The Ontario Provincial Police
“Encourage workforce optimization, including vacancy management, overtime and scheduling” to save $30 million annually starting in 2019-20 without impacting front-line policing and community safety.

$16.4 million over two years to create a province-wide strategy to help combat gun and gang related crime.

The government will invest $315 million over five years as part of its Broadband and Cellular Strategy which will be released later this year.

A new CARE (Ontario Childcare Access and Relief from Expenses) tax credit would provide about 300,000 families with up to 75 per cent of their eligible child care expenses and allow families to access a broad range of child care options, including care in centres, homes and camps.

Individual seniors with annual incomes of $19,300 or less, or senior couples with combined annual incomes of less than $32,300, will be able to receive dental services in public health units, community health centres and Aboriginal Health Access Centres across the province.

Reviewing the forestry sector to develop a strategy that includes: challenges the industry currently faces; initiatives to encourage innovation and reduce red tape; and methods to promote made-in-Ontario wood products.

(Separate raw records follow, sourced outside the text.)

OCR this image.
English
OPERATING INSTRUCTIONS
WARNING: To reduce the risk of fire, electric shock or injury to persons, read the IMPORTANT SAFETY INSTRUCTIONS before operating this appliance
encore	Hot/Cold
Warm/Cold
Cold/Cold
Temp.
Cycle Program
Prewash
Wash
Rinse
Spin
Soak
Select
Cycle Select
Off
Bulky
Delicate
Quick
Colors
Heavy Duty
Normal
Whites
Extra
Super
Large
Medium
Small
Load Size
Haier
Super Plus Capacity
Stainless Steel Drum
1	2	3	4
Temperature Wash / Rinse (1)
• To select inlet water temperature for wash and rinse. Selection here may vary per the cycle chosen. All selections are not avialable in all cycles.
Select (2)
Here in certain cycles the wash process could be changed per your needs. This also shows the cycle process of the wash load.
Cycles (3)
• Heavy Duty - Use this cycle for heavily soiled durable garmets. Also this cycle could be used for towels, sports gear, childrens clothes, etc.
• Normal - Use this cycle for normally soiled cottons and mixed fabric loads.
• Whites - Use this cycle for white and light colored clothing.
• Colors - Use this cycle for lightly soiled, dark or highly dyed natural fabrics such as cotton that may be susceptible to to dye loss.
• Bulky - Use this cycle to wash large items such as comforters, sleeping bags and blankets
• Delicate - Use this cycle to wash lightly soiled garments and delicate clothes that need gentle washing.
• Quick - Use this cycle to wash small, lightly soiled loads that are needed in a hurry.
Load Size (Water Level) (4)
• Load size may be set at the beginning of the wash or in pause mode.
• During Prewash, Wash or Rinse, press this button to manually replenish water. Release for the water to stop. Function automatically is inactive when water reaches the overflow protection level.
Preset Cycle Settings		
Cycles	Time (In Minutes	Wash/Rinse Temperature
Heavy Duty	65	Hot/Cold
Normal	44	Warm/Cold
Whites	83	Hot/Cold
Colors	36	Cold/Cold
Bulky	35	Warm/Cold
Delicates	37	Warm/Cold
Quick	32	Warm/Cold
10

Consultations on the repeal of the Far North Act, removing red tape on economic development projects like the Ring of Fire. Environmental assessment studies have been initiated for all-season access roads to the Ring of Fire.

Development of an immigration pilot initiative across Ontario. The budget also proposes changes to the Ontario Immigrant Nominee Program aimed at modernizing the program to better address labour market shortages.

Energy conservation and efficiency programs will be phased out, saving up to $442 million.

A return to the default benefit limit of $2 million for those who are catastrophically injured in an accident, after it was previously reduced to $1 million in 2016.